19.1.12

Tempero

Así se titula el libro de Fermín Herrero que publica Hiperión (a pesar de los comentarios que me llegan, resiste) y que, según el diccionario, significa "sazón y buena disposición en que se halla la tierra para las sementeras y labores". No sé la tierra, pero Herrero sí estaba en ésas cuando escribió los poemas que lo componen. Poemas, por cierto, que uno ya conocía, aunque no en su actual forma impresa, porque tuvo ocasión de leerlos en un certamen que no ganó (al final se llevaron el "Alfons el Magnànim" de Valencia). Eso quiere decir, por volver sobre el aforismo de Juan Ramón, que el libro era o es otro y que prefiero éste, tan sobrio por fuera como por dentro, con las bonitas encinas de Arrechea en la cubierta. 
No, en su momento no se abrió la plica ni el autor, que no sabía de mi presencia en el jurado, me envió aviso alguno. Abrí el mecanoscrito, leí y dije: esto es de Fermín Herrero. Tan personal es lo suyo, tan diferente a lo del resto. Tan fácil señalarlo como propio. En Tempero acaso se note aún más. Supongo que la madurez es eso, salvo para quienes gustan de cambiar de voz (o eso quisieran; tenerla, digo) en cada nueva entrega o para los que se empeñan, a deshora, en estar a la moda de leche, cacao, avellanas y azúcar.

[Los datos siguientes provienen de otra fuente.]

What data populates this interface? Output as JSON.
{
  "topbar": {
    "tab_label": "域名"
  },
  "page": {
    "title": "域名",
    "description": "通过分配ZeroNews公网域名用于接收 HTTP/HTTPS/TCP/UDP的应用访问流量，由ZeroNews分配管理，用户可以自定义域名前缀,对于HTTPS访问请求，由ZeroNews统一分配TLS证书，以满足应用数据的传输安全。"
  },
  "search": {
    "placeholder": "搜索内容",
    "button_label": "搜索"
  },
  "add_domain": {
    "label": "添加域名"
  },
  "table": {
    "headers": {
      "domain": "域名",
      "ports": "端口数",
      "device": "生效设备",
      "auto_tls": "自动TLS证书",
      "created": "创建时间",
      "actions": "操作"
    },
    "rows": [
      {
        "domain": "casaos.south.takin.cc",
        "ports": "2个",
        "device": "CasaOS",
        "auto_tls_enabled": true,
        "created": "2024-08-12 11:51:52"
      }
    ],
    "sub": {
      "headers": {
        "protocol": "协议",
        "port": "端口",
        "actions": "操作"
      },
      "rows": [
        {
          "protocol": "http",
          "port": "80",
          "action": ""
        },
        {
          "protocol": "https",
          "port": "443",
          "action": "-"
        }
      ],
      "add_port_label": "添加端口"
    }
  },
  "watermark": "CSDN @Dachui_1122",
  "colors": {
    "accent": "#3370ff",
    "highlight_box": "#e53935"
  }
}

Éste no es el caso. Al revés. Aquí no se camina hacia fuera, sino hacia dentro. Por las tierras altas de Castilla, por el alma de ese paisaje eterno. En Ausejo de la Sierra nació el poeta y a Soria vuelve una y otra vez, como demuestra Tempero, un libro donde el campo (la naturaleza) se hace palabra; machadiana palabra, claro, en el tiempo. "El asombro de ayer, idéntico / asombro, el de mañana". Y allí, un mundo que se fue. O, mejor, que se habría ido si él no lo hubiera sujetado con versos tan despojados como las parameras que frecuenta, tan libres como sus montañas desoladas, tan fríos e intensos como la nieve que cae desde el pasado y tiñe de blanca melancolía su presente. Climas, podría haberse titulado la obra. Los que transita a través de las estaciones con esa sabiduría antigua ("entre orientales y castellanos" define a sus versos) y campesina que le singulariza. Y siempre a la intemperie. Con "mis metafísicas", pero limpio, él y sus poemas, "de polvo y paja". 
Herrero pertenece a la estirpe de los paseantes: "Un paseo, una vida", escribe. A la de Claudio Rodríguez, castellano esencial como él y, como Herrero, maestro del encabalgamiento. O como su amigo Jiménez Lozano, con cuya sencillez poética (tan difícil) comulga. 
Al leer estos poemas uno piensa en miniaturas, en pequeñas acuarelas, de tan sutiles. Y, a pesar de su gravedad, en el mejor y más hondo sentido, de la tristeza que flota sobre ellos como la niebla persistente del invierno ("en el dolor no hay nadie"), de la "añoranza" o la "nostalgia" o la "desolación" ("estamos hechos de miedo") que se cuela por puertas y ventanas, la serenidad lo impregna todo, quizás porque, como escribe, "la belleza / es tranquila". Sí, la suya es una poética de la humildad, de la pobreza entendida como decir esencial, de lo austero. 
"Pero lo que fui, soy", confiesa en un verso. Hay una fidelidad a los orígenes insoslayable, de ahí que no pueda por menos que hacer alusión al "pueblo del que nunca salí". 
Son muchas las sorpresas que depara este libro a contracorriente. Poemas como "Amarte como nunca", por ejemplo, delicadamente amoroso. Lejos, como todo aquí, del tópico.
Libro de otro tiempo y, por eso, de todos. De cuando las palabras, por usar un verso suyo, "no estaban lastimadas". Libro que colma al lector, a pesar de que anuncie: "Todo está por decir".